En otras palabras, no se trataría tanto de redistribuir la riqueza de los asalariados con mayores ganancias (al fin y al cabo, los que más impuestos soportan), como de asegurarse de que todo el mundo tiene suficiente para su vida cotidiana, con premios al esfuerzo, el talento y el riesgo.
Precisamente, una de las críticas más sólidas y consistentes que se han realizado al influyente El capital en el siglo XXI de Thomas Piketty es la ausencia de un análisis del riesgo: hay personas que asumen más riesgo que otras, con el potencial de acelerar pérdidas o ganancias que se asocia a esta estrategia.
Tyler Cowen reflexiona después sobre el uso de la desigualdad como cuestión principal de la filosofía moral actual.
Cómo asegurarse de que funciona el ascensor social
Si bien estrategias como la educación “no arreglarán” la desigualdad económica, críticos a la agenda informativa actual como el propio Tyler Cowen se preguntan por qué debería hacerlo, ya que lo importante “es elevar a la gente viviendo en la base”.
La conclusión del artículo de Tyler Cowen para The New York Times rema también a contracorriente, un ejercicio escéptico (el de ir a la contra), que Peter Thiel también practica, tal y como expone en su ensayo sobre innovación Zero to One.

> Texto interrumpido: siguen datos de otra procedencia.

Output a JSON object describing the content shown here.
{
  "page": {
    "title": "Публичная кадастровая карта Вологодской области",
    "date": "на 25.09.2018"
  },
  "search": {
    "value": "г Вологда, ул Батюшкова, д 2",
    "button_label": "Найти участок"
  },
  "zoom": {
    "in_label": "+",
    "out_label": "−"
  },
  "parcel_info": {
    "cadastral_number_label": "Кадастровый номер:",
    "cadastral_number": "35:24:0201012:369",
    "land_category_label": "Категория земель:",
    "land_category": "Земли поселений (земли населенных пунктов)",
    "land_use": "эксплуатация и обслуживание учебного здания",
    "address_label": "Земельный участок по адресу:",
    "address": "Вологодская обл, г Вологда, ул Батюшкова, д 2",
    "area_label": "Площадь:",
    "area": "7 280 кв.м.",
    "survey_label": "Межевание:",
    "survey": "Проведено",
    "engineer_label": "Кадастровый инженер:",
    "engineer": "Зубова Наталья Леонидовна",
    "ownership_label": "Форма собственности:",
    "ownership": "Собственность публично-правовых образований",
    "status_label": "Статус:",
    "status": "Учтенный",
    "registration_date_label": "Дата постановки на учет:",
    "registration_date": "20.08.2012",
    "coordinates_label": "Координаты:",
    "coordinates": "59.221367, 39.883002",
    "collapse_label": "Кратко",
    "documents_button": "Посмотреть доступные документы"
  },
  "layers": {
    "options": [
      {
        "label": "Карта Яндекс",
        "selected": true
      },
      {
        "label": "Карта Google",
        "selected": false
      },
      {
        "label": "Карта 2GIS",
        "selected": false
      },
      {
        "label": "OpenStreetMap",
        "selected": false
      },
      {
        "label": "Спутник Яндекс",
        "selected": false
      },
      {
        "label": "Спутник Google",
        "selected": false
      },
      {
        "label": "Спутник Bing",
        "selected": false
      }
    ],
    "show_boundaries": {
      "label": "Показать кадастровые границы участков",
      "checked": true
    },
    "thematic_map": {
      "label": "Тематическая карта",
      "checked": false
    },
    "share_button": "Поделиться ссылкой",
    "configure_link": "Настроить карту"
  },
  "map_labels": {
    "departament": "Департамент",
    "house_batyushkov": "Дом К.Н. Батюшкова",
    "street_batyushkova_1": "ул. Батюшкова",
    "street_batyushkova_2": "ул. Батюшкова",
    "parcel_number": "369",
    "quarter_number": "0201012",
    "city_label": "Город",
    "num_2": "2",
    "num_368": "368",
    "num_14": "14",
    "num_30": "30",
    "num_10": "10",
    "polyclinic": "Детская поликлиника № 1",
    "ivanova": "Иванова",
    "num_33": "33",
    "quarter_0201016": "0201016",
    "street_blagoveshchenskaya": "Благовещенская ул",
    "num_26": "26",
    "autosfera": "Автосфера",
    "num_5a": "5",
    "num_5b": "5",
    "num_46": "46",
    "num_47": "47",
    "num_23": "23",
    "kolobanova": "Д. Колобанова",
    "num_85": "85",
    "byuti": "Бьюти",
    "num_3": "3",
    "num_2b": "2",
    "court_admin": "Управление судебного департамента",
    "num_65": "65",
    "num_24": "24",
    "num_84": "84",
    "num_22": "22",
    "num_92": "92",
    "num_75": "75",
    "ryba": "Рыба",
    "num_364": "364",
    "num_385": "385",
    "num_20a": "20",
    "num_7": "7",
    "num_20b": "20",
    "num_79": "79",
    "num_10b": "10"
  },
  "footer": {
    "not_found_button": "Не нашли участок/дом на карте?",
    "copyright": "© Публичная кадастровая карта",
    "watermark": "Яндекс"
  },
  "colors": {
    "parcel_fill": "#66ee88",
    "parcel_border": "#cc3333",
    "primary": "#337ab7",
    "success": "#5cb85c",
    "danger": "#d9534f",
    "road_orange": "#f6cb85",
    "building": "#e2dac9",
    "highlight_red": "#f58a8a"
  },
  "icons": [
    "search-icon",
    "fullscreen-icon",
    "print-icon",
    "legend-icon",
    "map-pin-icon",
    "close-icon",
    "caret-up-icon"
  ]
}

Es bastante posible que el futuro aporte incluso mayores niveles de desigualdad, que sin duda preocuparán a muchos comentaristas, dice Tyler Cowen, “pero es posible que estemos mejor si nos centramos en lo que realmente importa, identificamos lo que realmente ayuda más a la gente y hacemos lo posible para aumentar la movilidad económica. Ese es un programa práctico que todos deberíamos ser capaces de apoyar”.
Confiar en la redistribución… o confiar en uno mismo (el resto ya se verá)
La desigualdad no puede ser apartada de la conversación cuando el 41% de la riqueza global está en manos de menos del 1% de la población según Pew Research, pero tampoco debe ser aislado como dato sacrosanto que explique todas las miserias habidas y por haber, sobre todo cuando nunca antes había existido tanta prosperidad en el mundo.
En paralelo, también es cierto que el 20% de la población mundial acapara el 94,5% del capital mundial.
Quizá otros factores como la movilidad social, la educación y nuevos indicadores de bienestar que tengan en cuenta tanto aspectos materiales como intangibles difíciles de medir hasta ahora, deberían asociarse con el análisis que expone la muy politizada y decimonónica idea de dividir el mundo -a golpe de artículo- entre el 1% y el 99% restante.
Más que centrarse en demonizar a quienes concentran el 41% de la riqueza global, una estrategia más efectiva para todos consistiría en hacer que el 30% que concentra el 55% de la riqueza mundial aumente hasta el 50% de la población mundial, para que quienes concentran menos riqueza comprueben que, con esfuerzo y herramientas (educación, mentoría, etc.) pueden prosperar.
Sin olvidar que, en 1981, el 52% de la población mundial vivía con menos de 1,25 dólares al día. En 2010, esta cifra se había reducido hasta el 21%.
Pero, claro, un gráfico llama menos la atención que un niño hambriento comido por las moscas. El periodismo, como el debate público, se alimentan de dramatismo.